After millennia of analysis, the consensus is that there is no Holy Grail of leadership. Still, when certain traits manifest themselves in cadence, they give individuals a natural flair for good management. Professor Deborah Ancona of MIT’s Sloan School of Management has formulated a model of leadership she calls the 4-CAP+. It refers to four prime capabilities – making sense, visioning, relating and inventing – coupled with a fifth, credibility.

Here is how they work in conjunction and how you can adopt them to improve your organization through better leadership.

Making Sense

Self-descriptive, this may also be expressed as “context.” Ancona describes it as “keeping your fingers on the pulse.” It can include building rapport within and outside your company, recognizing market trends as they emerge, and anticipating shifts from the competition. Making sense is an all-encompassing state of mind that condenses and processes vast amounts of information before identifying what needs to change and how.

Key Takeaway: A leader that can make sense of the labyrinth that is the modern business world becomes the fulcrum around which the entire organization flourishes.

 Visioning

Where making sense is an appreciation of the current situation, vision is the future.

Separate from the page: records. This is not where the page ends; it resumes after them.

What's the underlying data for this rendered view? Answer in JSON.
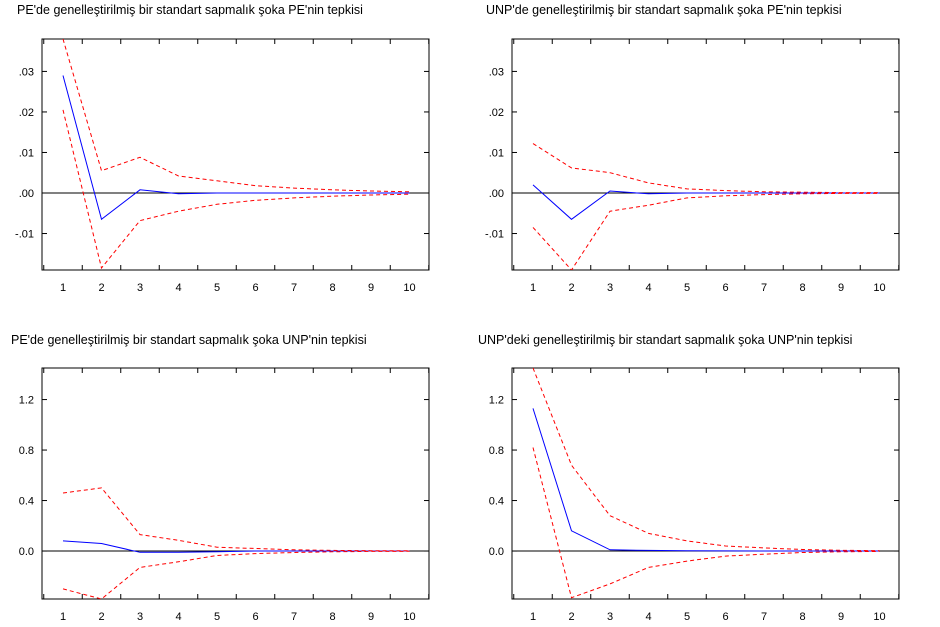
{
  "chart_data": [
    {
      "type": "line",
      "title": "PE'de genelleştirilmiş bir standart sapmalık şoka PE'nin tepkisi",
      "x": [
        1,
        2,
        3,
        4,
        5,
        6,
        7,
        8,
        9,
        10
      ],
      "ylim": [
        -0.019,
        0.038
      ],
      "yticks": [
        ".03",
        ".02",
        ".01",
        ".00",
        "-.01"
      ],
      "ytick_values": [
        0.03,
        0.02,
        0.01,
        0.0,
        -0.01
      ],
      "zero_line": true,
      "series": [
        {
          "role": "response",
          "color": "#0000ff",
          "style": "solid",
          "values": [
            0.029,
            -0.0065,
            0.0008,
            -0.0002,
            0.0,
            0.0,
            0.0,
            0.0,
            0.0,
            0.0
          ]
        },
        {
          "role": "upper",
          "color": "#ff0000",
          "style": "dashed",
          "values": [
            0.038,
            0.0055,
            0.0088,
            0.0042,
            0.003,
            0.0018,
            0.0012,
            0.0008,
            0.0005,
            0.0003
          ]
        },
        {
          "role": "lower",
          "color": "#ff0000",
          "style": "dashed",
          "values": [
            0.0205,
            -0.0185,
            -0.0068,
            -0.0045,
            -0.0028,
            -0.0018,
            -0.0012,
            -0.0008,
            -0.0005,
            -0.0003
          ]
        }
      ]
    },
    {
      "type": "line",
      "title": "UNP'de genelleştirilmiş bir standart sapmalık şoka PE'nin tepkisi",
      "x": [
        1,
        2,
        3,
        4,
        5,
        6,
        7,
        8,
        9,
        10
      ],
      "ylim": [
        -0.019,
        0.038
      ],
      "yticks": [
        ".03",
        ".02",
        ".01",
        ".00",
        "-.01"
      ],
      "ytick_values": [
        0.03,
        0.02,
        0.01,
        0.0,
        -0.01
      ],
      "zero_line": true,
      "series": [
        {
          "role": "response",
          "color": "#0000ff",
          "style": "solid",
          "values": [
            0.002,
            -0.0065,
            0.0005,
            -0.0002,
            0.0,
            0.0,
            0.0,
            0.0,
            0.0,
            0.0
          ]
        },
        {
          "role": "upper",
          "color": "#ff0000",
          "style": "dashed",
          "values": [
            0.0122,
            0.0062,
            0.005,
            0.0025,
            0.001,
            0.0006,
            0.0003,
            0.0002,
            0.0001,
            0.0001
          ]
        },
        {
          "role": "lower",
          "color": "#ff0000",
          "style": "dashed",
          "values": [
            -0.0085,
            -0.019,
            -0.0045,
            -0.003,
            -0.0012,
            -0.0007,
            -0.0004,
            -0.0002,
            -0.0001,
            -0.0001
          ]
        }
      ]
    },
    {
      "type": "line",
      "title": "PE'de genelleştirilmiş bir standart sapmalık şoka UNP'nin tepkisi",
      "x": [
        1,
        2,
        3,
        4,
        5,
        6,
        7,
        8,
        9,
        10
      ],
      "ylim": [
        -0.38,
        1.45
      ],
      "yticks": [
        "1.2",
        "0.8",
        "0.4",
        "0.0"
      ],
      "ytick_values": [
        1.2,
        0.8,
        0.4,
        0.0
      ],
      "zero_line": true,
      "series": [
        {
          "role": "response",
          "color": "#0000ff",
          "style": "solid",
          "values": [
            0.08,
            0.06,
            -0.01,
            -0.01,
            -0.005,
            0.0,
            0.0,
            0.0,
            0.0,
            0.0
          ]
        },
        {
          "role": "upper",
          "color": "#ff0000",
          "style": "dashed",
          "values": [
            0.46,
            0.5,
            0.13,
            0.085,
            0.03,
            0.02,
            0.01,
            0.005,
            0.003,
            0.002
          ]
        },
        {
          "role": "lower",
          "color": "#ff0000",
          "style": "dashed",
          "values": [
            -0.3,
            -0.38,
            -0.13,
            -0.085,
            -0.035,
            -0.02,
            -0.012,
            -0.006,
            -0.003,
            -0.002
          ]
        }
      ]
    },
    {
      "type": "line",
      "title": "UNP'deki genelleştirilmiş bir standart sapmalık şoka UNP'nin tepkisi",
      "x": [
        1,
        2,
        3,
        4,
        5,
        6,
        7,
        8,
        9,
        10
      ],
      "ylim": [
        -0.38,
        1.45
      ],
      "yticks": [
        "1.2",
        "0.8",
        "0.4",
        "0.0"
      ],
      "ytick_values": [
        1.2,
        0.8,
        0.4,
        0.0
      ],
      "zero_line": true,
      "series": [
        {
          "role": "response",
          "color": "#0000ff",
          "style": "solid",
          "values": [
            1.13,
            0.16,
            0.01,
            0.005,
            0.002,
            0.001,
            0.0,
            0.0,
            0.0,
            0.0
          ]
        },
        {
          "role": "upper",
          "color": "#ff0000",
          "style": "dashed",
          "values": [
            1.45,
            0.68,
            0.28,
            0.14,
            0.08,
            0.04,
            0.025,
            0.012,
            0.006,
            0.003
          ]
        },
        {
          "role": "lower",
          "color": "#ff0000",
          "style": "dashed",
          "values": [
            0.82,
            -0.37,
            -0.26,
            -0.13,
            -0.08,
            -0.04,
            -0.025,
            -0.012,
            -0.006,
            -0.003
          ]
        }
      ]
    }
  ]
}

Projecting an end result is simply one component of this; it is incumbent upon the leader to map out the journey between the two states. The strategies may vary from simple and minor course corrections across the organization or a bold overhaul and even a reimagining of the company’s mission statement.

Key Takeaway: Leaders that exemplify this trait go beyond describing an end result, they infuse the people around them with a desire to be a part of the journey.

 Relating

Communication is the central element of any relationship, business or personal. Relating in a leadership context involves connecting with a diverse range of personalities across many levels of management. Because no two roles nor any two individuals are exactly alike, this is a polymorphous trait where the leader adapts to the situation. It can take the form of mentoring with one colleague and acting as a sounding board with another.

Key Takeaway: The people factor can make or break a business. Leadership built on a foundation of meaningful relationships is invaluable in both good times and in crises.

Inventing

Stagnation is suicide. After the first three components of 4-CAP+ have laid the groundwork, it is the ability to innovate solutions in a rapidly-evolving environment that produces real-world results. A good leader’s knack for inventing transcends just the individual – it is also evident in how they get their teams to think laterally and create fearlessly.

Key Takeaway: Leading from the front means forging a new path in unknown, untested territory. Transformative leaders are trailblazers whose inventiveness inspires as much as their inventions.

 Credibility

Credibility was a late addition to Ancona’s original 4-CAP model, accounting for the ‘+’ in 4-CAP+. She describes it as “both the condition and the result of the other four.”

As she explains, “Your ability to act with integrity requires gaining respect from others by keeping commitments and operating with a strong sense of purpose. Credible leaders walk the talk. Their actions match their words. Do you want to be a leader, or do you want to get ahead? Sometimes these go together, but sometimes it takes courage to just do the right thing.”